Distribution of Anoura latidens in South America. Stars indicate new records in Colombia, while dots indicate all other previously published records.

In Venezuela, A. latidens has a similar elevational distribution, with records from 50 to 2240 m a.s.l., the majority (81%) located between 1000 and 1500 m a.s.l. and in a variety of ecosystems from lowland forests to highland Andean forests, but with a preference for moist evergreen forests (Handley 1984; Linares 1986; Soriano et al. 2002).
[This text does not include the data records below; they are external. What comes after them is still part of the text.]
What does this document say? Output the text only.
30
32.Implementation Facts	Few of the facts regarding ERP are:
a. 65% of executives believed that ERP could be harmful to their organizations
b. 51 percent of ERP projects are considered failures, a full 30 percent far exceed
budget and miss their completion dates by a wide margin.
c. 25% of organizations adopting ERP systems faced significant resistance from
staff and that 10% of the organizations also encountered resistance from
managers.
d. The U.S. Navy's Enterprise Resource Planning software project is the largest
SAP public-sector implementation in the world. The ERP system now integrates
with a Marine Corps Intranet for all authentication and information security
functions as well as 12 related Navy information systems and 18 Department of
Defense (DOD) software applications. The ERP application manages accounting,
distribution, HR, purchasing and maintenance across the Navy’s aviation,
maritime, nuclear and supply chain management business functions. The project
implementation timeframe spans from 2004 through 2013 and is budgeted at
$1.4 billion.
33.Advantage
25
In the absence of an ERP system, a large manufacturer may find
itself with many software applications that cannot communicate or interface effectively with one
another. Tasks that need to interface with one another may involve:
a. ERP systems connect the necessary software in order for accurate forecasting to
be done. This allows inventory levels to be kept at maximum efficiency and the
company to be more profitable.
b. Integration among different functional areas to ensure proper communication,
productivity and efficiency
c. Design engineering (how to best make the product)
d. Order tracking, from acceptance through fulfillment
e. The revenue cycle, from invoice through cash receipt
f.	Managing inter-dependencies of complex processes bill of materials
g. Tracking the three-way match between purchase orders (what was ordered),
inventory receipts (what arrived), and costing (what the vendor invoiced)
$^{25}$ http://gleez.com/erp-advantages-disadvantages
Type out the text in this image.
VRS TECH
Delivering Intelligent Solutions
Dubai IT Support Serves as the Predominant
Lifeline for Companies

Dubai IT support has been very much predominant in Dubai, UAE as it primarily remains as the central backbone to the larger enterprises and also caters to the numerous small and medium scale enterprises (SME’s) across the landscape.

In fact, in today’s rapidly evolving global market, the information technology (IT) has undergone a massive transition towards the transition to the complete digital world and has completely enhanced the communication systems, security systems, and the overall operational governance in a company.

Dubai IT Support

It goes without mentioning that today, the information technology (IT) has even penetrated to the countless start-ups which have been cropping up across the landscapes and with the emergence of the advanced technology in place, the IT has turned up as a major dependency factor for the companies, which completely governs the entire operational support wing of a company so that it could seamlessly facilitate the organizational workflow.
In Guyana, A. latidens occurs in the lowland Neotropical rain forests of the protected area Iwokrama Forest, a bat diversity hotspot in South America (Lim and Engstrom 2001). In Peru it is reported between 840 and 2600 m a.s.l., in the Peruvian Yungas forests, which mark a transition between high altitude Andean forests and Amazonian moist forests (Handley 1984; Solari et al. 1999). Recently A. latidens was reported from Bolivia, where it occurs in the Yungas forests on the southeastern Andes between 1224 and 1857 m a.s.l. (Calderón-Acevedo and Muchhala 2020). The Bolivian Yungas are humid forests that transition from the Andean highlands to the eastern lowlands, and are characterized by being some of the most diverse ecosystems in Bolivia containing 48% of the bat diversity of the country (Vargas et al. 2010; Vargas and Patterson 2007).

Assessing the conservation status of A. latidens under the IUCN criteria is challenging given its discontinuous distribution across highly transformed environments. Local abundances are also unknown, although its rarity in Colombian mammal collections suggests a low abundance in the Colombian Andes. Further challenges stem from the sympatry of A. latidens and A. geoffroyi, which can only be identified by craniodental characters, and are then commonly misidentified during fieldwork. The use of small magnifying lenses can help in identifying the last upper premolar, we also suggest the use of wing punches to take tissue samples of potential A. latidens individuals to corroborate their identity using genetic barcodes. It is crucial to coordinate future strategies with the different bat conservation programs in South America, and encourage researchers to work on A. latidens to be able to accurately estimate population trends and develop effective conservation strategies.